お酌

 以前、テレビで大林素子がこんなことを言っていた。


 彼女がイタリアのバレーボール・リーグに行ったばかりの頃、グループで食事に行って、まわりの人にワインをお酌した。非常に奇異な目で見られ、「なぜそんなことをするのか」となじられて、非常に恥ずかしかった、とまあ、そんな話だ。


 イタリアには、お酌する習慣がない。お酌されたほうからすると、食べ物を刺したフォークを自分の口元に持ってこられたくらい、気持ちが悪いことだったのかもしれない。


 わたしも、普通の酒の席では、お酌されるのをあまり好まない。
 最初のうちなら挨拶のようなものだからいいけれども、多少、酒が進んでくると自分のペースで飲みたくなる。

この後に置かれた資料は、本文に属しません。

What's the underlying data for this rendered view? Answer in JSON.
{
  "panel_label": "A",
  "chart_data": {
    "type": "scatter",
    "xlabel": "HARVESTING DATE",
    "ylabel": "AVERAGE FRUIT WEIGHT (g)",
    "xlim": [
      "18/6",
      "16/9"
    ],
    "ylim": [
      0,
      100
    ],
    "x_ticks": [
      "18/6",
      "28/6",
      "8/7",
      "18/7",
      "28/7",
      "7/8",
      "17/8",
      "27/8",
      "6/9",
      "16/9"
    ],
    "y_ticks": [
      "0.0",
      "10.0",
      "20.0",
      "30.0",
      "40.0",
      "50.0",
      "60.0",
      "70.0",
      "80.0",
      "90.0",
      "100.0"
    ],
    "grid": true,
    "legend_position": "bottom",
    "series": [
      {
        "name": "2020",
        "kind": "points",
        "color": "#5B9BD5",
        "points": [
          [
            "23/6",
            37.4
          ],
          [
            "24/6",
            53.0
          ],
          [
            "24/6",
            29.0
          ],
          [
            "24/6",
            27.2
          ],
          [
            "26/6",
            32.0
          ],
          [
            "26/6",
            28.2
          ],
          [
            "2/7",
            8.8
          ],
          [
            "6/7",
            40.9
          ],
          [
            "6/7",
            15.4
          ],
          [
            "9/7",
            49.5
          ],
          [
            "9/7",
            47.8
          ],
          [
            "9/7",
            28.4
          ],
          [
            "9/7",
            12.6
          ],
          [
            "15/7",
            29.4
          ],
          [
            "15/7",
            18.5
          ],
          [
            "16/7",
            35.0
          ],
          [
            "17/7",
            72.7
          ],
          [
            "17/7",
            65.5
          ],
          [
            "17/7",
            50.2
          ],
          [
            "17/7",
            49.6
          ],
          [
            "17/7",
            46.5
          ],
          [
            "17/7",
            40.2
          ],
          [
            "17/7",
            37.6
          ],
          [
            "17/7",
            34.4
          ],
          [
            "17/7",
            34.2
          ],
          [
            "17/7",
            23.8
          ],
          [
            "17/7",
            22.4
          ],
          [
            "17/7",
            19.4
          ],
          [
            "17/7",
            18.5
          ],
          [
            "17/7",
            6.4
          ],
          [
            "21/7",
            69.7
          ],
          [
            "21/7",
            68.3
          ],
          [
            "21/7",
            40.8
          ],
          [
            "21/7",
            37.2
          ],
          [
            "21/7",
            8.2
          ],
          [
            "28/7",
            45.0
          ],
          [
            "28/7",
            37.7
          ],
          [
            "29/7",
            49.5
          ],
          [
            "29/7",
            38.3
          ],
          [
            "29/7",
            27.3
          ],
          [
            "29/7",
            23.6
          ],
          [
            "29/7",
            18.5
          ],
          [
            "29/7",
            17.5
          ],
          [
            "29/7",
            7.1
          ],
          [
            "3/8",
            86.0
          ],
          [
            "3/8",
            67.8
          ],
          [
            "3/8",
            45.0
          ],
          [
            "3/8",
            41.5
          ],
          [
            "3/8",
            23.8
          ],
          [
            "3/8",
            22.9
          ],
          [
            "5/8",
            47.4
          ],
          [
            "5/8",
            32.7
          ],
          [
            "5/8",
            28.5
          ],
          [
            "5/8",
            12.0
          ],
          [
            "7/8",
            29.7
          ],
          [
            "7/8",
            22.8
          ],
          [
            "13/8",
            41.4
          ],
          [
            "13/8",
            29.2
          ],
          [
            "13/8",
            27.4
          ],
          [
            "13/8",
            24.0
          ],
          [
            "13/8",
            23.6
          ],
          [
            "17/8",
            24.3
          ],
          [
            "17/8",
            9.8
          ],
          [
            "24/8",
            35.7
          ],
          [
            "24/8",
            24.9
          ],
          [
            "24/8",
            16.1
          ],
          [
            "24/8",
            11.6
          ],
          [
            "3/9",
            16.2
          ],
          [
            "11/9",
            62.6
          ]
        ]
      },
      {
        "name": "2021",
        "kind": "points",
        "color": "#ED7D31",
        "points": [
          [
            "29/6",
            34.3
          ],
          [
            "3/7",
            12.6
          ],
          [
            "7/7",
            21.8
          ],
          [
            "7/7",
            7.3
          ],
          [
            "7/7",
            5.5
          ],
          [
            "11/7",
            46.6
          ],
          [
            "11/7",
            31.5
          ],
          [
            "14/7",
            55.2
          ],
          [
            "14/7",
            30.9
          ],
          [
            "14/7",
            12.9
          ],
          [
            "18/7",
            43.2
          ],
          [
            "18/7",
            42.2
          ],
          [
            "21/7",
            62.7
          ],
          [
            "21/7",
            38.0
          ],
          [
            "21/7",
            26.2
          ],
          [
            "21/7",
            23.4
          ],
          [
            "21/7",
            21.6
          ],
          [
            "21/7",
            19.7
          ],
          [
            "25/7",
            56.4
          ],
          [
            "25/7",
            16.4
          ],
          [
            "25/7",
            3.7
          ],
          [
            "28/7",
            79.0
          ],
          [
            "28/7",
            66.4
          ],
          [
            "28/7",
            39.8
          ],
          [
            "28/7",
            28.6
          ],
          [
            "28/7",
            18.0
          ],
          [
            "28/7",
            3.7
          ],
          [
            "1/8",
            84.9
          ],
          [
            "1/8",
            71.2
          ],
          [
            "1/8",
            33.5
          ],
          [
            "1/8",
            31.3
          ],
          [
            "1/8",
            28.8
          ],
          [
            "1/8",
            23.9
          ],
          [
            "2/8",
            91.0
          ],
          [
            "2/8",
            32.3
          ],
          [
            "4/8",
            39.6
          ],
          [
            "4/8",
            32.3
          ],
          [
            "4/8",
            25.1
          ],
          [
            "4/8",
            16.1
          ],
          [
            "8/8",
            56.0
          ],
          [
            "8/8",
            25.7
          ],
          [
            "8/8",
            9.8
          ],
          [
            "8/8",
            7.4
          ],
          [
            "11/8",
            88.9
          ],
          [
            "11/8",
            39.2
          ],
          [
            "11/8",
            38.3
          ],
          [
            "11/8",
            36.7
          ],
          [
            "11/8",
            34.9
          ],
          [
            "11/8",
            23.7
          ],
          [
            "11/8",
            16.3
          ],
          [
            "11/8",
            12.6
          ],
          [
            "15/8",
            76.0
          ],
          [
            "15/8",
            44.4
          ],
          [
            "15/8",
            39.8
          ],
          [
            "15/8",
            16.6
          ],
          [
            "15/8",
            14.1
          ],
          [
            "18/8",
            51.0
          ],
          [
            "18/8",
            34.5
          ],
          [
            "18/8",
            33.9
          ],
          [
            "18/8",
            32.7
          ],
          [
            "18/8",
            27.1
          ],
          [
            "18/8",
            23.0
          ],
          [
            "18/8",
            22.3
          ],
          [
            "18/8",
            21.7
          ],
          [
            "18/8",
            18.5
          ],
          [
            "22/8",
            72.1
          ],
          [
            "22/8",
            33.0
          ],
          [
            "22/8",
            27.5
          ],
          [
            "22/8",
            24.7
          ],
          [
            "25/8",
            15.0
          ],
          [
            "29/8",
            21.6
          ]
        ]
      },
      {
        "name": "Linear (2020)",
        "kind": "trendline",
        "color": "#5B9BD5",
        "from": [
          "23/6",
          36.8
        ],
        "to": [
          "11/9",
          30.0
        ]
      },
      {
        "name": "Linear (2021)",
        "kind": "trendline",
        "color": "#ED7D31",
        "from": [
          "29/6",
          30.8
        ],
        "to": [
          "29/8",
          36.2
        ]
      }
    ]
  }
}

 わたしが自分の杯に酒を注ぐと、「あ、(気がつかないで)すいません」と謝る人もいる。そういうときは多少カドが立っても、「いやいや、勝手にやりましょう」と答えることにしている。
 いちいちお酌を待っていたら、ばんばん飲めなくてイライラするではないか。違うか。


 一方で、例えば、法事の席でお酌に回るのは、便利な習慣だと思っている。
 親戚と日常的な付き合いはなく、相手によっては多少、垣根のようなものがある。
 お酌すると、差したり、差されたりがきっかけとなって、話をしやすい。


 では、お酌という習慣がないイタリアは間違っているとか、コミュニケーションの方法がイタリアでは発達していないのかというと、もちろん、そんなことはない。
 別の習慣・方法が発達しているだけである。


 それに、日本のお座敷のように、地べたに座ってズリズリ移動できないと、お酌によるコミュニケーションも、半分ほどの効果しかないように思う。